Since the 2020 election, President Joe Biden has made clear his intention to drive America’s gasoline- and diesel-powered cars and trucks right off our roads. In May, the Environmental Protection Agency proposed a new rule that would impose such strict emissions limits that carmakers would only be able to comply with them by switching the vast majority of their production to electric vehicles by 2027.
The EPA estimates that under its new rule, nearly 70% of all new cars and trucks produced in America would be fully electric by 2032.
But the proposed rule is based on a flawed interpretation of the Clean Air Act. The act gives the EPA the authority to regulate air pollutants from vehicles, but not to dictate what types of vehicles consumers can own. It requires the EPA to set emissions standards that allow manufacturers enough time “to permit the development and application of the requisite technology, giving appropriate consideration to the cost of compliance within such period.”
The proposed rule would have negligible environmental benefits but enormous economic and social costs. It would increase electricity demand and strain the electric grid, while annihilating funding for building and maintaining highways, which is derived almost entirely from taxes on gasoline and diesel.
It would harm consumers by taking away their right to decide what kind of vehicle to buy. Low-income and rural Americans in particular would face higher transportation costs and reduced mobility options. The new rule would also undermine U.S. competitiveness internationally and national security by making us more dependent on foreign sources of critical minerals and batteries for EVs.
The proposed rule is not only bad policy, it is also “arbitrary and capricious” because the Clean Air Act does not authorize the EPA to force a transition to EVs.
The proposed rule’s legal problems start with its definition of the “class or classes of vehicles” to which the emissions would apply. In order to kill off gasoline-powered cars, the EPA is defining the relevant classes as vehicles of various sizes that include both gasoline- and diesel-powered vehicles as well as electric vehicles of those sizes.
The phrase “class or classes of new motor vehicles” cannot mean just whatever the EPA wants it to mean. The phrase could not, for example, include both electric scooters and gasoline-powered cars under the same emission standard, even though both are “motor vehicles” under the Clean Air Act. Common sense dictates that the act cannot be read as authorizing the EPA to force car manufacturers to produce electric scooters instead of cars in order to comply with emissions standards for cars.
As I explained in The Wall Street Journal last summer, the Supreme Court recently struck down a similar attempt by the EPA to regulate power plants under the Clean Air Act in West Virginia v. EPA. The Supreme Court observed in that case that the EPA’s 2015 Clean Power Plan would have “resulted in numerical emissions ceilings so strict that no existing coal plant would have been able to achieve them without engaging in [generation-shifting].”
The court went on to note:
Rather than focus on improving the performance of individual sources, it would improve the overall power system by lowering the carbon intensity of power generation.
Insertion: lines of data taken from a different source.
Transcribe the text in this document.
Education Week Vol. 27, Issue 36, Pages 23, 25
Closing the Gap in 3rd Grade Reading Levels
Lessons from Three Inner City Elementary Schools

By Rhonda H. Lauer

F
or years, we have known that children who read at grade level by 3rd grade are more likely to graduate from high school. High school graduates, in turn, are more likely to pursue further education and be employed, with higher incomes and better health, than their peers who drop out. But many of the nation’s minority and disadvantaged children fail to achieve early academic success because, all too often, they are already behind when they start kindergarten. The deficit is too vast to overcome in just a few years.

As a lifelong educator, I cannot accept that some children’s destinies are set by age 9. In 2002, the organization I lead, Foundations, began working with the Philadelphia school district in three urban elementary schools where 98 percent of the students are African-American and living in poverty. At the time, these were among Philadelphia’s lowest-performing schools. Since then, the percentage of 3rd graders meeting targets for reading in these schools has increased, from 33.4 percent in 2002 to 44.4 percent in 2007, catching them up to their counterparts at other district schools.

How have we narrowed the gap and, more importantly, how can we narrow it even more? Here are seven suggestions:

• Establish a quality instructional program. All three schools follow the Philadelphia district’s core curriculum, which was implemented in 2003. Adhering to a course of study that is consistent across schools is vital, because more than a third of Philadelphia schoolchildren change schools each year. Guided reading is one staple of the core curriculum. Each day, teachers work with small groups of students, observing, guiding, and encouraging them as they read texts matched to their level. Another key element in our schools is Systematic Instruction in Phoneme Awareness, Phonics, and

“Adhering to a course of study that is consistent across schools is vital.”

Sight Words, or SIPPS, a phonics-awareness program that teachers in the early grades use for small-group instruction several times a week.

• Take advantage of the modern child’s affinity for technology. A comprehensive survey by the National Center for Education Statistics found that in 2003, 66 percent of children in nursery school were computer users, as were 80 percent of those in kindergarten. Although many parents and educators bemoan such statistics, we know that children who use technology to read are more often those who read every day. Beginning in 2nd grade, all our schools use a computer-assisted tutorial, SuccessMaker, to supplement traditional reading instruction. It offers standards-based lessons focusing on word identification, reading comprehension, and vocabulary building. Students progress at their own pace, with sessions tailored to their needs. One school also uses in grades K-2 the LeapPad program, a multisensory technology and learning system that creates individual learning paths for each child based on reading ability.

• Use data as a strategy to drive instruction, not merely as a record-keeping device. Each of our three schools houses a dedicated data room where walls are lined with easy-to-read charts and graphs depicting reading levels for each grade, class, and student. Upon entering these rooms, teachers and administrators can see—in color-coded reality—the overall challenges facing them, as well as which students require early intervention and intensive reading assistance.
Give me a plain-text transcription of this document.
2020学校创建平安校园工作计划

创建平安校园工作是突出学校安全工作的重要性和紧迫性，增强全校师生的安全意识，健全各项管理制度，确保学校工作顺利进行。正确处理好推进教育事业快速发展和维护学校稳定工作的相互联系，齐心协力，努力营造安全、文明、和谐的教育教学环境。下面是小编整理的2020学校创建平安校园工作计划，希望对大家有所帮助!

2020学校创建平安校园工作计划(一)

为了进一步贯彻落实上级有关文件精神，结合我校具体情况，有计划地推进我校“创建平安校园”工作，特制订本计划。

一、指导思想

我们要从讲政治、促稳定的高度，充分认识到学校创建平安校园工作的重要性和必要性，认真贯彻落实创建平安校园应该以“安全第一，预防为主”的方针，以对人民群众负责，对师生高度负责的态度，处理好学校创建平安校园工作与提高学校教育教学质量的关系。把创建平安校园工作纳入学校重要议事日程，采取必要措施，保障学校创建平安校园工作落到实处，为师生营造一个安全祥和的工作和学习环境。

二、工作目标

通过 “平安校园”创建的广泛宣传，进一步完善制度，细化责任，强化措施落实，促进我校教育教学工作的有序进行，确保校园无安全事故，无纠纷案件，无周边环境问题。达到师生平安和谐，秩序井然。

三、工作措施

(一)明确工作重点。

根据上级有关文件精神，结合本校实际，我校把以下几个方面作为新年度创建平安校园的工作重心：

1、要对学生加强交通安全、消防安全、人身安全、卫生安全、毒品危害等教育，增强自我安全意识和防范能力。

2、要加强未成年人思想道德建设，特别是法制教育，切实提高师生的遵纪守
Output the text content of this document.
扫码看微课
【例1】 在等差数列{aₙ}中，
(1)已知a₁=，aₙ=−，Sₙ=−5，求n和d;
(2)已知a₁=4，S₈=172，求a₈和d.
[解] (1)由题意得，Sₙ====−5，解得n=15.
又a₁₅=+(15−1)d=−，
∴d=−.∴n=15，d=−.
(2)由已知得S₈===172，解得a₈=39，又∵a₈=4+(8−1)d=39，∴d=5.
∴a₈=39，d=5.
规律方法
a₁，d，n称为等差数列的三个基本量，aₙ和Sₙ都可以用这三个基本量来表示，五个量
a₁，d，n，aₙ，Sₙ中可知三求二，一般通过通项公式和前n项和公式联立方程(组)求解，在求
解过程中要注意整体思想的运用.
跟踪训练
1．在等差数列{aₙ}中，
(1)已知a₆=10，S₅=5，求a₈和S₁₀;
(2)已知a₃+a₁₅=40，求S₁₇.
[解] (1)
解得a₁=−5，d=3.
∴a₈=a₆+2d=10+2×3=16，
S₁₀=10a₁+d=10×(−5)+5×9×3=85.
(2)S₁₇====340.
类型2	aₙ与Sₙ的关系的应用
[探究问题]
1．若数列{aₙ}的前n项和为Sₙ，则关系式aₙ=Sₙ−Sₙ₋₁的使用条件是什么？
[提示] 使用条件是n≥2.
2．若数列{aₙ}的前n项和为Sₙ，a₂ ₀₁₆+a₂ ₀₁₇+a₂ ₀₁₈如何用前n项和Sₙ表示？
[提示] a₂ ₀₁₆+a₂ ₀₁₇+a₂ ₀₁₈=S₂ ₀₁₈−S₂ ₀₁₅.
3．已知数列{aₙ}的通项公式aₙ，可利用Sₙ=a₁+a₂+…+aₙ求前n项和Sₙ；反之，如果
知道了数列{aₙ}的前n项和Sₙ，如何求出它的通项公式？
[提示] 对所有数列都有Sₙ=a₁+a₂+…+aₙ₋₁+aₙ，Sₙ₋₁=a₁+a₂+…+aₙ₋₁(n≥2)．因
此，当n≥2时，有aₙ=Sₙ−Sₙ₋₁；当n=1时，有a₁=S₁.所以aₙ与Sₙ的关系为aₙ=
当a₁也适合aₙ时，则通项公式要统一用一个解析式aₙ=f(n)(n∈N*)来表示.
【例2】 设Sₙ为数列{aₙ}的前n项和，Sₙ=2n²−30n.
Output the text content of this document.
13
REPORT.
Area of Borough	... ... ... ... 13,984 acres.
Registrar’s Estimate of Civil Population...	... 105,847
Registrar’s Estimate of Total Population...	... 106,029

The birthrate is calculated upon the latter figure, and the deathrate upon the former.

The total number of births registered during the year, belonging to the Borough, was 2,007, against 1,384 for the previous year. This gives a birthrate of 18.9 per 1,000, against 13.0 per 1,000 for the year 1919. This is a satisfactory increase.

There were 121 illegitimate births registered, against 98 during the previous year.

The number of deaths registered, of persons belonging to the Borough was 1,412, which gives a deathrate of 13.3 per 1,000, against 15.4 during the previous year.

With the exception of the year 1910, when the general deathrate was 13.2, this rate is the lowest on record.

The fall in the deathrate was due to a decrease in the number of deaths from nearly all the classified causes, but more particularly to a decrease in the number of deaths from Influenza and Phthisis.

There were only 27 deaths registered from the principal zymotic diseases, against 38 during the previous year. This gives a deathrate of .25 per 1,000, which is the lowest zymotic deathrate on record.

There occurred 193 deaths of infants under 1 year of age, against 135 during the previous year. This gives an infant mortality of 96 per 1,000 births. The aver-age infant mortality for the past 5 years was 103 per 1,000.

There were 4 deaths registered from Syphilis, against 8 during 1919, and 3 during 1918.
And it would do that by forcing a shift throughout the power grid from one type of energy source to another. … There is little reason to think Congress assigned such decisions to the Agency. … We presume that Congress intends to make major policy decisions itself, not leave those decisions to agencies.
The same may be said of the EPA’s attempt to kill traditional cars and trucks. Its emissions limits are so strict that no manufacturer of combustion engine vehicles will be able to comply with them, except by switching to the production of a completely different type of vehicle. The switch from traditional cars to EVs is the definition of a major policy decision, and nowhere in the Clean Air Act does it say that Congress wanted the EPA to make the choice of where, how, and when that switch should happen.
The EPA’s new proposed standards build on a 2021 EPA rule that significantly tightened emissions standards for vehicles starting with model year 2023. Most auto manufacturers had already completed their design cycle for their 2023 models by the time the rule was promulgated. The 2021 rule is currently being challenged in federal court by a coalition of states and stakeholders in the case of Texas v. EPA. That case will likely decide the fate of this newly proposed rule as well.
No agency has come closer to claiming virtually totalitarian powers to reshape American society as the EPA has. The sooner federal courts rein in the runaway EPA, the better for everyone.